Constitution 3.0

December 1st, 2011

Jeff Rosen and Ben Wittes have a cool book by that title. A discussion on NPR here:

Rosen describes one privacy scenario, imagined at a conference by Google public policy chief Andrew McLaughlin, in which websites like Google and Facebook could someday potentially post video from live surveillance cameras online — and then archive those videos in a database.

“[McLaughlin said,] ‘It would be theoretically possible to click on a picture of anyone in the world — say me — back click on me to find out where I came from, forward click on me to see where I’m going, and basically have 24/7 ubiquitous surveillance of everyone on the planet at all times,” Rosen says. “This is a GPS case on steroids. … [McLaughlin said], ‘First of all, should Google do this? And would it violate the Constitution?’ And the fact that there was no clear answer to that question … interested me and made me think how inadequate our current Constitutional doctrine is to resolve the most profound privacy cases of our age.”

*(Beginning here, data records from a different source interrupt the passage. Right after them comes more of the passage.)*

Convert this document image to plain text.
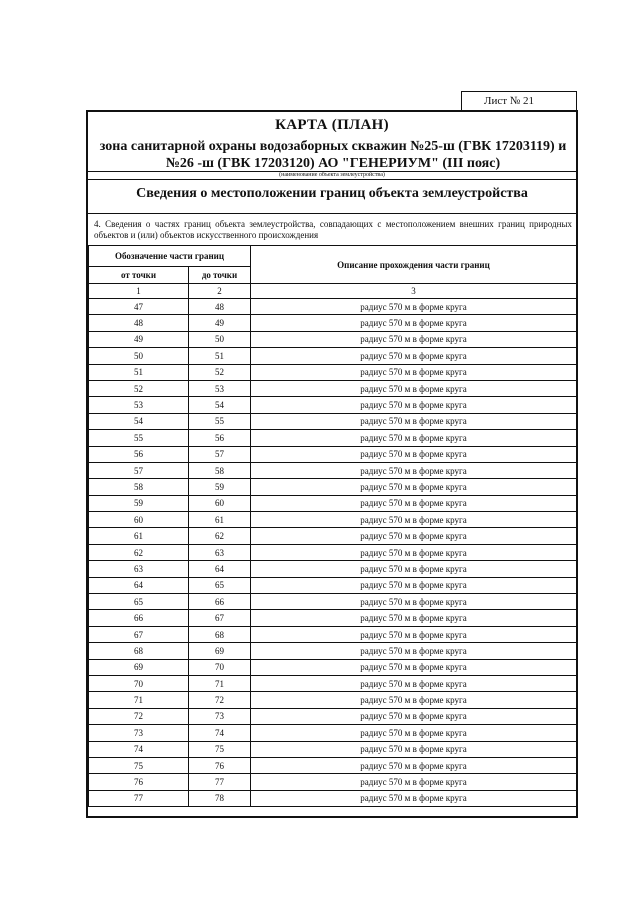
Лист № 21
КАРТА (ПЛАН)
зона санитарной охраны водозаборных скважин №25-ш (ГВК 17203119) и №26 -ш (ГВК 17203120) АО "ГЕНЕРИУМ" (III пояс)
(наименование объекта землеустройства)
Сведения о местоположении границ объекта землеустройства
4. Сведения о частях границ объекта землеустройства, совпадающих с местоположением внешних границ природных объектов и (или) объектов искусственного происхождения
Обозначение части границ		Описание прохождения части границ
от точки	до точки	
1	2	3
47	48	радиус 570 м в форме круга
48	49	радиус 570 м в форме круга
49	50	радиус 570 м в форме круга
50	51	радиус 570 м в форме круга
51	52	радиус 570 м в форме круга
52	53	радиус 570 м в форме круга
53	54	радиус 570 м в форме круга
54	55	радиус 570 м в форме круга
55	56	радиус 570 м в форме круга
56	57	радиус 570 м в форме круга
57	58	радиус 570 м в форме круга
58	59	радиус 570 м в форме круга
59	60	радиус 570 м в форме круга
60	61	радиус 570 м в форме круга
61	62	радиус 570 м в форме круга
62	63	радиус 570 м в форме круга
63	64	радиус 570 м в форме круга
64	65	радиус 570 м в форме круга
65	66	радиус 570 м в форме круга
66	67	радиус 570 м в форме круга
67	68	радиус 570 м в форме круга
68	69	радиус 570 м в форме круга
69	70	радиус 570 м в форме круга
70	71	радиус 570 м в форме круга
71	72	радиус 570 м в форме круга
72	73	радиус 570 м в форме круга
73	74	радиус 570 м в форме круга
74	75	радиус 570 м в форме круга
75	76	радиус 570 м в форме круга
76	77	радиус 570 м в форме круга
77	78	радиус 570 м в форме круга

Rosen says if this scenario — as unlikely as it may seem — were to take place, it would raise legal questions that aren’t covered by the Constitution.

This reminds me of something I wrote in 2007:

As distinguished from previous forms of public monitoring, this new form of surveillance will be omnipresent, as it can record vast areas of space over a very small period of time. It provides the users of this system with omniscience to know everything happening in a specific location at a specific time. Furthermore, this information will be indefinitely retained, and easily accessible. When future versions of this technology is properly implemented, it will be possible to enter a time, date, and location, and witness what happened at that moment as if you were there. It is a virtual time machine.

Ubiquitous surveillance? Omniveillance?